Razer Goes Rogue Once Again With A Three Screen Laptop
Every year CES hosts a plethora of ingenious, practical, and wildly outlandish products emerging from the tech industry.
Despite industry trends skewing towards the home and technology integration with products, one company seems to defy expectation with their counter-culture products.
This year hardware company Razer defies expectation with a three screen laptop experience that could revolutionize the mobile computing experience.
Razer isn’t unfamiliar with working on novel ideas, in fact, one of my favorite products that never really took off was their take on a modular PC experience in the form of Project Christine.
While Razer isn’t designing high-end gaming equipment, their concept designs always manage to draw attention from the press and audiences, and this year’s foray is provided by Project Valkyrie.
In contrast to the standard Razer design tenets of minimalism and cutting-edge form, Valkyrie seems to discard all Razer design ideologies by creating a more than bulky laptop with the heft of three 17 inch displays.

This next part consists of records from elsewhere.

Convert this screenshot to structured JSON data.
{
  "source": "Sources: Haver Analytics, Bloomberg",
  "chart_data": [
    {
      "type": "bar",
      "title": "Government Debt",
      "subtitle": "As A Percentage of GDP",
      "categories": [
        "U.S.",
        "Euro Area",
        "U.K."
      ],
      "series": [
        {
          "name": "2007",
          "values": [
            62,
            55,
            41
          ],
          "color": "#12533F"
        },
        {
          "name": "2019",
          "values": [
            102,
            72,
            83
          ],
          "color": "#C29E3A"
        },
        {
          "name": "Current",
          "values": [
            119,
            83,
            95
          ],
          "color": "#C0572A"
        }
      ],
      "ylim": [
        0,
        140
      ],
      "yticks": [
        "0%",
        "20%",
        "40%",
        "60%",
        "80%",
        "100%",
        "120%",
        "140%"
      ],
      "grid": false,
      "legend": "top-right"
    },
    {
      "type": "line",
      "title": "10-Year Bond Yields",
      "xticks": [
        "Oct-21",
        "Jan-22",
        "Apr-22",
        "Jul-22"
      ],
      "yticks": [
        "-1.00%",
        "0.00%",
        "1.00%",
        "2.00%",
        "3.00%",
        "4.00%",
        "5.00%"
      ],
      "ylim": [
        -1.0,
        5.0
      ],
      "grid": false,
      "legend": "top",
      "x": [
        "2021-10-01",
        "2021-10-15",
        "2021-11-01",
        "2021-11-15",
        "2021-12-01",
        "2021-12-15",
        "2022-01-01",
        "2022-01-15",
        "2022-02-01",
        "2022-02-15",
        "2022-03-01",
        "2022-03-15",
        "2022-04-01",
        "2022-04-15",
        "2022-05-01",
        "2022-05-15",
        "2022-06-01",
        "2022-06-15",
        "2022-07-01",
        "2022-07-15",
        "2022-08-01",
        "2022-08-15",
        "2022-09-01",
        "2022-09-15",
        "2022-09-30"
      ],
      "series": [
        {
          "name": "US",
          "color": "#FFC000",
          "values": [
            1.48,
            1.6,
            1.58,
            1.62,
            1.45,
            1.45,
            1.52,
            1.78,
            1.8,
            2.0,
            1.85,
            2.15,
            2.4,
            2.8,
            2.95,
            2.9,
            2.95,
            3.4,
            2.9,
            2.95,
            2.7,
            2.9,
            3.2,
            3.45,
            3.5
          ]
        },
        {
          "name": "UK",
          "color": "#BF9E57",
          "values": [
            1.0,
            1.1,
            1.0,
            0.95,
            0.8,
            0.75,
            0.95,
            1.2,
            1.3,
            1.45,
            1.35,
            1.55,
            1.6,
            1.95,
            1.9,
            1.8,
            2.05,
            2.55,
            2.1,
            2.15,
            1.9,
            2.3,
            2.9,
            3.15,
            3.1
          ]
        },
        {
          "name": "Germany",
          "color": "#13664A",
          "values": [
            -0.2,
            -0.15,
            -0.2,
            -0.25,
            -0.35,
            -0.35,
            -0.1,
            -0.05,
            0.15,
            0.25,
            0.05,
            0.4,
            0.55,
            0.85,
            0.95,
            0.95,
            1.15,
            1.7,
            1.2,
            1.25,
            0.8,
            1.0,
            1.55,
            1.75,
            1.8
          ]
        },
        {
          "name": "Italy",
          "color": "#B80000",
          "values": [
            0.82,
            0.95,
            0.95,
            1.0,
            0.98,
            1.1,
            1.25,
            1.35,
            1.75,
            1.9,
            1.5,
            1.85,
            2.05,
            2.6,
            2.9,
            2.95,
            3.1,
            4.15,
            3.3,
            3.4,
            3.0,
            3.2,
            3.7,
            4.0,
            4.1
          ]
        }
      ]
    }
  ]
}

Though outlandish, Razer is utilizing quite reasonable hardware through its incorporation of the Nvidia GTX 1080 graphics card and using HDR (High Dynamic Range), the most current standard for displays, with Razer G-Sync Technology.
Unfortunately, the massive 12-pound weight of the product does mean that unless you feel like holding down a brick for the entirety of your day, this won’t be your computer of choice.

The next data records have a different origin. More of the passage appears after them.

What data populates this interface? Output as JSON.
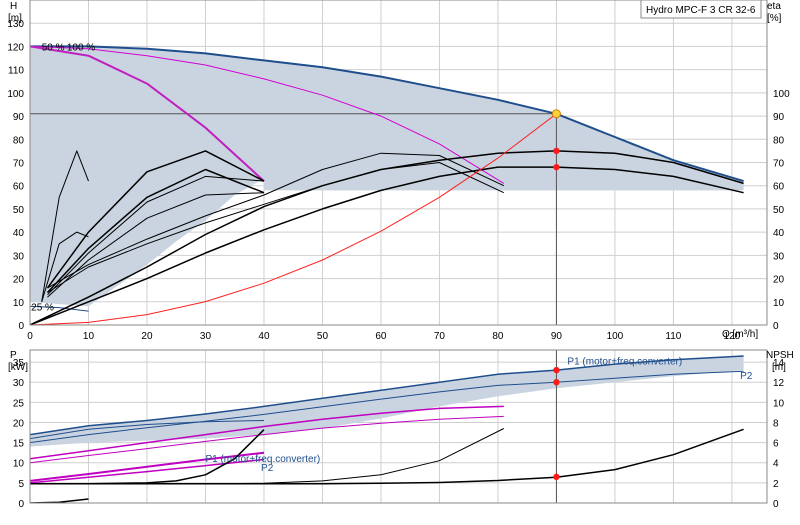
{
  "chart_data": [
    {
      "type": "line",
      "title": "Hydro MPC-F 3 CR 32-6",
      "xlabel": "Q [m³/h]",
      "ylabel_left": [
        "H",
        "[m]"
      ],
      "ylabel_right": [
        "eta",
        "[%]"
      ],
      "xlim": [
        0,
        126
      ],
      "ylim": [
        0,
        140
      ],
      "ylim_right": [
        0,
        140
      ],
      "x_ticks": [
        0,
        10,
        20,
        30,
        40,
        50,
        60,
        70,
        80,
        90,
        100,
        110,
        120
      ],
      "y_ticks": [
        0,
        10,
        20,
        30,
        40,
        50,
        60,
        70,
        80,
        90,
        100,
        110,
        120,
        130
      ],
      "y_ticks_right": [
        0,
        10,
        20,
        30,
        40,
        50,
        60,
        70,
        80,
        90,
        100
      ],
      "grid": true,
      "annotations": [
        {
          "text": "50 %",
          "x": 2,
          "y": 120
        },
        {
          "text": "100 %",
          "x": 6.3,
          "y": 120
        },
        {
          "text": "25 %",
          "x": 0.2,
          "y": 8
        }
      ],
      "duty_point": {
        "Q": 90,
        "H": 91,
        "eta_values": [
          75,
          68
        ]
      },
      "system_curve": {
        "x": [
          0,
          10,
          20,
          30,
          40,
          50,
          60,
          70,
          80,
          90
        ],
        "y": [
          0,
          1.1,
          4.5,
          10.1,
          18,
          28,
          40.4,
          55,
          71.9,
          91
        ]
      },
      "region_max_speed": {
        "x": [
          0,
          10,
          20,
          30,
          40,
          50,
          60,
          70,
          80,
          90,
          100,
          110,
          122
        ],
        "y": [
          120,
          120,
          119,
          117,
          114,
          111,
          107,
          102,
          97,
          91,
          81,
          71,
          62
        ]
      },
      "region_min_edge": {
        "x": [
          0,
          5,
          10,
          15,
          20,
          25,
          30,
          35,
          40
        ],
        "y": [
          10,
          9,
          8,
          17,
          26,
          36,
          45,
          56,
          63
        ]
      },
      "series": [
        {
          "color": "#1f4e8c",
          "width": 2,
          "x": [
            0,
            10,
            20,
            30,
            40,
            50,
            60,
            70,
            80,
            90,
            100,
            110,
            122
          ],
          "y": [
            120,
            120,
            119,
            117,
            114,
            111,
            107,
            102,
            97,
            91,
            81,
            71,
            62
          ]
        },
        {
          "color": "#1f4e8c",
          "width": 1,
          "x": [
            0,
            5,
            10
          ],
          "y": [
            8,
            7.5,
            6
          ]
        },
        {
          "color": "#d400d4",
          "width": 1,
          "x": [
            0,
            10,
            20,
            30,
            40,
            50,
            60,
            70,
            81
          ],
          "y": [
            120,
            119,
            116,
            112,
            106,
            99,
            90,
            78,
            61
          ]
        },
        {
          "color": "#c020c0",
          "width": 2,
          "x": [
            0,
            10,
            20,
            30,
            40
          ],
          "y": [
            120,
            116,
            104,
            85,
            62
          ]
        },
        {
          "color": "#000000",
          "width": 1.5,
          "x": [
            0,
            10,
            20,
            30,
            40,
            50,
            60,
            70,
            80,
            90,
            100,
            110,
            122
          ],
          "y": [
            0,
            10,
            20,
            31,
            41,
            50,
            58,
            64,
            68,
            68,
            67,
            64,
            57
          ]
        },
        {
          "color": "#000000",
          "width": 1.5,
          "x": [
            0,
            10,
            20,
            30,
            40,
            50,
            60,
            70,
            80,
            90,
            100,
            110,
            122
          ],
          "y": [
            0,
            12,
            25,
            39,
            51,
            60,
            67,
            71,
            74,
            75,
            74,
            70,
            61
          ]
        },
        {
          "color": "#000000",
          "width": 1,
          "x": [
            3,
            10,
            20,
            30,
            40,
            50,
            60,
            70,
            81
          ],
          "y": [
            14,
            25,
            35,
            44,
            52,
            60,
            67,
            70,
            57
          ]
        },
        {
          "color": "#000000",
          "width": 1,
          "x": [
            3,
            10,
            20,
            30,
            40,
            50,
            60,
            70,
            81
          ],
          "y": [
            16,
            26,
            37,
            47,
            56,
            67,
            74,
            73,
            60
          ]
        },
        {
          "color": "#000000",
          "width": 1.5,
          "x": [
            3,
            10,
            20,
            30,
            40
          ],
          "y": [
            14,
            33,
            55,
            67,
            57
          ]
        },
        {
          "color": "#000000",
          "width": 1.5,
          "x": [
            3,
            10,
            20,
            30,
            40
          ],
          "y": [
            16,
            40,
            66,
            75,
            62
          ]
        },
        {
          "color": "#000000",
          "width": 1,
          "x": [
            3,
            10,
            20,
            30,
            40
          ],
          "y": [
            12,
            28,
            46,
            56,
            57
          ]
        },
        {
          "color": "#000000",
          "width": 1,
          "x": [
            3,
            10,
            20,
            30,
            40
          ],
          "y": [
            13,
            31,
            53,
            64,
            62
          ]
        },
        {
          "color": "#000000",
          "width": 1,
          "x": [
            2,
            5,
            8,
            10
          ],
          "y": [
            10,
            35,
            40,
            38
          ]
        },
        {
          "color": "#000000",
          "width": 1,
          "x": [
            2,
            5,
            8,
            10
          ],
          "y": [
            10,
            55,
            75,
            62
          ]
        },
        {
          "color": "#ff2020",
          "width": 1,
          "x": [
            0,
            10,
            20,
            30,
            40,
            50,
            60,
            70,
            80,
            90
          ],
          "y": [
            0,
            1.1,
            4.5,
            10.1,
            18,
            28,
            40.4,
            55,
            71.9,
            91
          ]
        }
      ]
    },
    {
      "type": "line",
      "xlabel": "",
      "ylabel_left": [
        "P",
        "[kW]"
      ],
      "ylabel_right": [
        "NPSH",
        "[m]"
      ],
      "xlim": [
        0,
        126
      ],
      "ylim": [
        0,
        38
      ],
      "ylim_right": [
        0,
        15.2
      ],
      "y_ticks": [
        0,
        5,
        10,
        15,
        20,
        25,
        30,
        35
      ],
      "y_ticks_right": [
        0,
        2,
        4,
        6,
        8,
        10,
        12,
        14
      ],
      "grid": true,
      "annotations": [
        {
          "text": "P1 (motor+freq.converter)",
          "x": 111.5,
          "y": 35.4,
          "color": "#1f4e8c"
        },
        {
          "text": "P2",
          "x": 123.5,
          "y": 31.8,
          "color": "#1f4e8c"
        },
        {
          "text": "P1 (motor+freq.converter)",
          "x": 30,
          "y": 11.2,
          "color": "#1f4e8c"
        },
        {
          "text": "P2",
          "x": 39.5,
          "y": 8.9,
          "color": "#1f4e8c"
        }
      ],
      "duty_point": {
        "Q": 90,
        "P1": 33,
        "P2": 30,
        "NPSH": 2.6
      },
      "region_top": {
        "x": [
          0,
          10,
          20,
          30,
          40,
          50,
          60,
          70,
          80,
          90,
          100,
          110,
          122
        ],
        "y": [
          17,
          19.2,
          20.5,
          22.1,
          24,
          26,
          28,
          30,
          32,
          33,
          34.5,
          35.6,
          36.5
        ]
      },
      "region_bottom": {
        "x": [
          0,
          10,
          20,
          30,
          40,
          50,
          60,
          70,
          80,
          90,
          100,
          110,
          122
        ],
        "y": [
          14,
          15,
          15.5,
          16,
          17,
          18.5,
          21,
          24,
          26.5,
          28.5,
          30,
          31.5,
          33
        ]
      },
      "series": [
        {
          "color": "#1f4e8c",
          "width": 1.5,
          "x": [
            0,
            10,
            20,
            30,
            40,
            50,
            60,
            70,
            80,
            90,
            100,
            110,
            122
          ],
          "y": [
            17,
            19.2,
            20.5,
            22.1,
            24,
            26,
            28,
            30,
            32,
            33,
            34.5,
            35.6,
            36.5
          ]
        },
        {
          "color": "#1f4e8c",
          "width": 1,
          "x": [
            0,
            10,
            20,
            30,
            40,
            50,
            60,
            70,
            80,
            90,
            100,
            110,
            122
          ],
          "y": [
            15,
            17,
            18.7,
            20.3,
            22,
            23.9,
            25.8,
            27.6,
            29.2,
            30,
            31,
            32,
            32.7
          ]
        },
        {
          "color": "#1f4e8c",
          "width": 1,
          "x": [
            0,
            10,
            20,
            30,
            40
          ],
          "y": [
            16,
            18.3,
            19.5,
            20.2,
            20.5
          ]
        },
        {
          "color": "#c000c0",
          "width": 1.5,
          "x": [
            0,
            10,
            20,
            30,
            40,
            50,
            60,
            70,
            81
          ],
          "y": [
            11,
            13,
            15,
            17,
            19,
            20.8,
            22.3,
            23.5,
            24
          ]
        },
        {
          "color": "#c000c0",
          "width": 1,
          "x": [
            0,
            10,
            20,
            30,
            40,
            50,
            60,
            70,
            81
          ],
          "y": [
            10,
            11.8,
            13.5,
            15.3,
            17,
            18.6,
            19.8,
            20.8,
            21.5
          ]
        },
        {
          "color": "#c000c0",
          "width": 2,
          "x": [
            0,
            10,
            20,
            30,
            40
          ],
          "y": [
            5.5,
            7.2,
            9,
            10.8,
            12.5
          ]
        },
        {
          "color": "#c000c0",
          "width": 1.5,
          "x": [
            0,
            10,
            20,
            30,
            40
          ],
          "y": [
            5,
            6.4,
            7.8,
            9.3,
            10.8
          ]
        },
        {
          "color": "#000000",
          "width": 1.5,
          "x": [
            0,
            10,
            20,
            25,
            30,
            35,
            40
          ],
          "y": [
            4.8,
            4.8,
            5,
            5.5,
            7,
            11,
            18.2
          ]
        },
        {
          "color": "#000000",
          "width": 1,
          "x": [
            0,
            10,
            20,
            30,
            40,
            50,
            60,
            70,
            81
          ],
          "y": [
            4.8,
            4.8,
            4.8,
            4.8,
            4.9,
            5.5,
            7,
            10.5,
            18.5
          ]
        },
        {
          "color": "#000000",
          "width": 1.5,
          "x": [
            0,
            10,
            20,
            30,
            40,
            50,
            60,
            70,
            80,
            90,
            100,
            110,
            122
          ],
          "y": [
            4.8,
            4.8,
            4.8,
            4.8,
            4.8,
            4.8,
            4.9,
            5.1,
            5.6,
            6.4,
            8.3,
            12,
            18.3
          ]
        },
        {
          "color": "#000000",
          "width": 1.5,
          "x": [
            0,
            5,
            10
          ],
          "y": [
            0,
            0.2,
            1
          ]
        }
      ]
    }
  ]
}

Razer, however, doesn’t particularly mind as Valkyrie isn’t designed to be released commercially to public audiences, and rightfully so.
Despite being a neat concept, philosophically Project Valkyrie doesn’t meet with Razer, or for that matter the entire industry’s, design standards.
In reality, most gamers and designers are the only audiences really using a multi-screen experience, and even then a three-screen experience would preferably be combined with an even more powerful desktop.
As interesting as this idea is, it’s also a good display of Razer’s capabilities going forward into 2017 and beyond.